The Library Book
The book was called Rivers of the World, it was the best atlas in the school library, and Veer had waited three weeks for his turn at it.
He had it for ten days. On day two, he set a glass of rasna on his desk, opened the atlas to the Amazon — and reached for the glass without looking.
You know this part. Everyone has lived this part. The glass tipped, time slowed down without becoming any more useful, and half a glass of orange rasna soaked into the Amazon, the Nile, and most of page thirty-one before Veer’s hands even arrived at the scene.
He did everything fast and panicked — shirt-sleeve, tissue, the frantic waving of a book in air. The atlas dried overnight into a wavy, stiff, orange-tinted version of itself. The pages crackled. The Amazon had a permanent new tributary shaped exactly like a splash.
And here Veer’s real mistake began — because the rasna had been an accident, and what he did next was a choice.
He put the atlas under his bed.
Just for a day, he told himself, to think. But under-the-bed is a place where days multiply. The return date came; Veer told the librarian, Mrs. Pinto, that he was “still reading it.” A lie — his first about the atlas, and like all cover-up lies it immediately needed staff: he renewed the book he could no longer look at, dodged the library corner where the atlas waiting-list kids hovered, and lay awake doing sums about replacement fines against a money box containing sixty-two rupees.
The strangest part, he thought later, was how the book grew heavier under the bed without gaining a gram.

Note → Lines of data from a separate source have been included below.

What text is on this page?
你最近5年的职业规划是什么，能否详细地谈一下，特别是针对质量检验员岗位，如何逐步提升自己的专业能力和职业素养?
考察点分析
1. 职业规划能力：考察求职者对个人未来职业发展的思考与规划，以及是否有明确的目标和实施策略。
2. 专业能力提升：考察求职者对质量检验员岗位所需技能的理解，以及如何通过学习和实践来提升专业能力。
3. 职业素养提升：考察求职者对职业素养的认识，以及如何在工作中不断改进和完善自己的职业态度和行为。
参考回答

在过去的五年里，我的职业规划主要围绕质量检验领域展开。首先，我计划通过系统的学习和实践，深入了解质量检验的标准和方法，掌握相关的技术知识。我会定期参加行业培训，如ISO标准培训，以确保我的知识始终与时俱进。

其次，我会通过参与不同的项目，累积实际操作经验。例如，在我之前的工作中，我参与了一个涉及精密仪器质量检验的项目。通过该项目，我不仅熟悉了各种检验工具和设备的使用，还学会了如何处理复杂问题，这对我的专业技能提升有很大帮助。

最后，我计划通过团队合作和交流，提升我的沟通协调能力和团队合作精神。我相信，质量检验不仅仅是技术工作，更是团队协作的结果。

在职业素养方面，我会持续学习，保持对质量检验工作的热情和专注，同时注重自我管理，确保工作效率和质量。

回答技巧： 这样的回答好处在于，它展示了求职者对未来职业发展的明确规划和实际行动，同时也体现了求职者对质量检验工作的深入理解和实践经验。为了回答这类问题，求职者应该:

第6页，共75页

He could feel it down there while doing homework. During dinner. Especially at lights-out. A soaked atlas, it turns out, radiates.

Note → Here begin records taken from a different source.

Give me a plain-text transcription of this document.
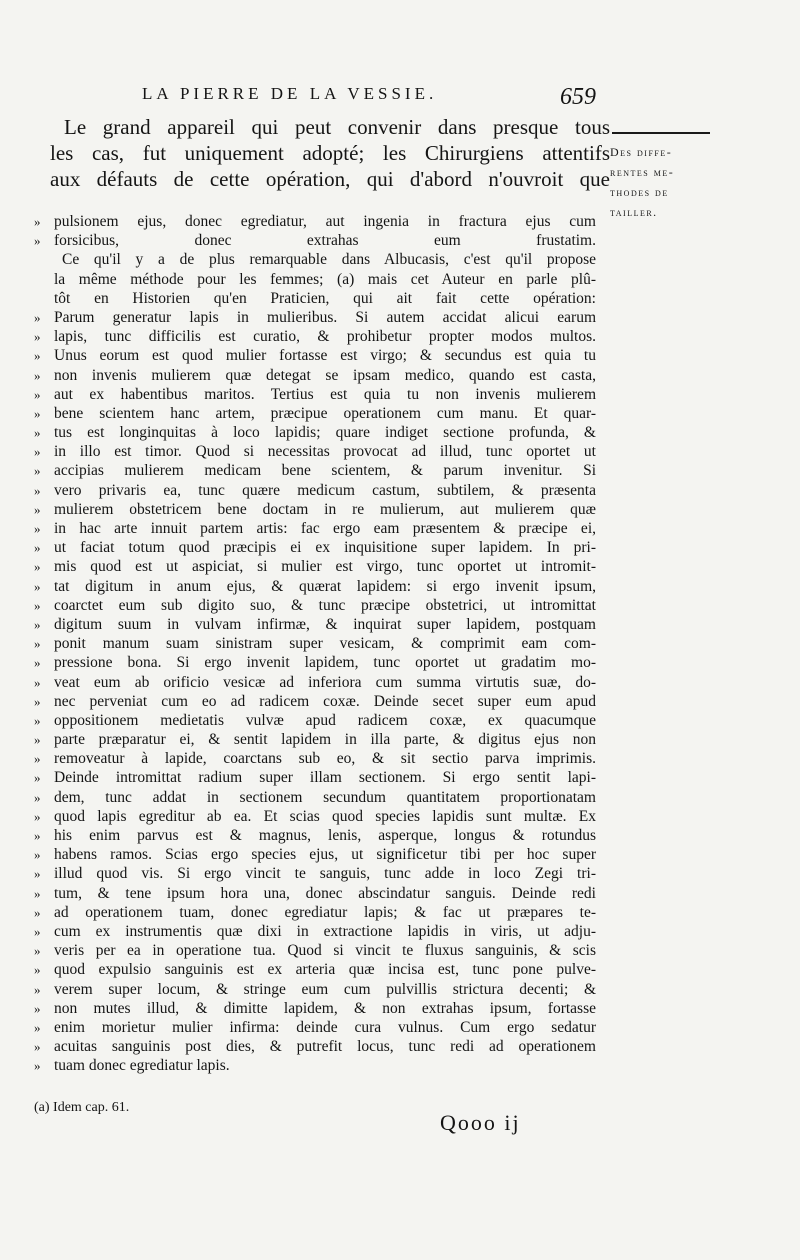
LA PIERRE DE LA VESSIE.	659
Le grand appareil qui peut convenir dans presque tous
les cas, fut uniquement adopté; les Chirurgiens attentifs
aux défauts de cette opération, qui d'abord n'ouvroit que
Des diffe-
rentes me-
thodes de
tailler.
» pulsionem ejus, donec egrediatur, aut ingenia in fractura ejus cum
» forsicibus, donec extrahas eum frustatim.
Ce qu'il y a de plus remarquable dans Albucasis, c'est qu'il propose
la même méthode pour les femmes; (a) mais cet Auteur en parle plû-
tôt en Historien qu'en Praticien, qui ait fait cette opération:
» Parum generatur lapis in mulieribus. Si autem accidat alicui earum
» lapis, tunc difficilis est curatio, & prohibetur propter modos multos.
» Unus eorum est quod mulier fortasse est virgo; & secundus est quia tu
» non invenis mulierem quæ detegat se ipsam medico, quando est casta,
» aut ex habentibus maritos. Tertius est quia tu non invenis mulierem
» bene scientem hanc artem, præcipue operationem cum manu. Et quar-
» tus est longinquitas à loco lapidis; quare indiget sectione profunda, &
» in illo est timor. Quod si necessitas provocat ad illud, tunc oportet ut
» accipias mulierem medicam bene scientem, & parum invenitur. Si
» vero privaris ea, tunc quære medicum castum, subtilem, & præsenta
» mulierem obstetricem bene doctam in re mulierum, aut mulierem quæ
» in hac arte innuit partem artis: fac ergo eam præsentem & præcipe ei,
» ut faciat totum quod præcipis ei ex inquisitione super lapidem. In pri-
» mis quod est ut aspiciat, si mulier est virgo, tunc oportet ut intromit-
» tat digitum in anum ejus, & quærat lapidem: si ergo invenit ipsum,
» coarctet eum sub digito suo, & tunc præcipe obstetrici, ut intromittat
» digitum suum in vulvam infirmæ, & inquirat super lapidem, postquam
» ponit manum suam sinistram super vesicam, & comprimit eam com-
» pressione bona. Si ergo invenit lapidem, tunc oportet ut gradatim mo-
» veat eum ab orificio vesicæ ad inferiora cum summa virtutis suæ, do-
» nec perveniat cum eo ad radicem coxæ. Deinde secet super eum apud
» oppositionem medietatis vulvæ apud radicem coxæ, ex quacumque
» parte præparatur ei, & sentit lapidem in illa parte, & digitus ejus non
» removeatur à lapide, coarctans sub eo, & sit sectio parva imprimis.
» Deinde intromittat radium super illam sectionem. Si ergo sentit lapi-
» dem, tunc addat in sectionem secundum quantitatem proportionatam
» quod lapis egreditur ab ea. Et scias quod species lapidis sunt multæ. Ex
» his enim parvus est & magnus, lenis, asperque, longus & rotundus
» habens ramos. Scias ergo species ejus, ut significetur tibi per hoc super
» illud quod vis. Si ergo vincit te sanguis, tunc adde in loco Zegi tri-
» tum, & tene ipsum hora una, donec abscindatur sanguis. Deinde redi
» ad operationem tuam, donec egrediatur lapis; & fac ut præpares te-
» cum ex instrumentis quæ dixi in extractione lapidis in viris, ut adju-
» veris per ea in operatione tua. Quod si vincit te fluxus sanguinis, & scis
» quod expulsio sanguinis est ex arteria quæ incisa est, tunc pone pulve-
» verem super locum, & stringe eum cum pulvillis strictura decenti; &
» non mutes illud, & dimitte lapidem, & non extrahas ipsum, fortasse
» enim morietur mulier infirma: deinde cura vulnus. Cum ergo sedatur
» acuitas sanguinis post dies, & putrefit locus, tunc redi ad operationem
» tuam donec egrediatur lapis.
(a) Idem cap. 61.
Qooo ij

It was his mother’s cleaning day that ended it — nothing survives a mother’s cleaning day — and she extracted the crackling orange atlas from under the bed and simply looked at him, and the whole story fell out of Veer like books from a badly packed bag.
What she said surprised him. “The rasna I’d have forgotten by tomorrow. The week under the bed — that’s the part to fix. Go tomorrow. Go before school, when it’s quiet. Take it in your own hands, and say the whole thing, accident and hiding both.”
The library at 7:40 a.m. was empty and smelled of paper and floor polish. Mrs. Pinto took in the atlas, the wavy pages, the orange Amazon, and Veer’s rehearsed and crumbling confession — spill, panic, bed, renewal, all of it — without once making the face he’d spent a week dreading.
“Well,” she said finally. “Let me tell you what happens in a library, Veer. Books get dropped in buckets. Books meet dogs, small brothers, and monsoons. I have been at this desk twenty-two years and I have never once been angry about an accident.” She tapped the cover. “Accidents need reporting, not hiding. Hidden, this book helped nobody for two weeks — there are four children on their waiting list, did you know? Reported, it becomes a job. Libraries are good at jobs.”
The job had rules, fair ones. Veer paid a mending fee that took half the money box, which stung honestly and briefly — very different, he noticed, from the under-the-bed feeling, which had been bottomless. And because mending fees don’t actually mend anything, Mrs. Pinto assigned the real repayment: Thursday afternoons at the mending table, where wounded books waited — loose spines, torn maps, one geography reader a puppy had reviewed harshly.
Something unexpected happened at that table. Veer got good at it. There is a right way to tape a spine — along the grain, tension even, corners squared — and a wrong way, and Veer turned out to have the hands and the patience for the right way. Mrs. Pinto taught him paste-and-tissue work for torn pages. The waiting-list kids got their atlas back (wavy, orange-tinged, fully readable, honestly more interesting with its splash-shaped tributary, which Veer had labelled in pencil: R. Rasna, 2026). And Thursday afternoons quietly stopped being a punishment somewhere in their third week, the way real repairs do.
By the year’s end, teachers sent damaged books to “the mending boy” as a matter of routine, and Veer had a title he’d earned out of the worst week of his year.
He kept one private rule from it all, taped inside his pencil box where the money for the fee had come from:
The accident costs one second. The hiding costs a week. Report the accident. It’s cheaper.
Talk About It
- The accident took one second. The hiding took a week. Which one made Veer feel worse, and why?
- Mrs. Pinto said 'accidents need reporting, not hiding.' What's the difference between the two?
- Veer became the best book-mender in the school. How did that grow out of the worst week of his year?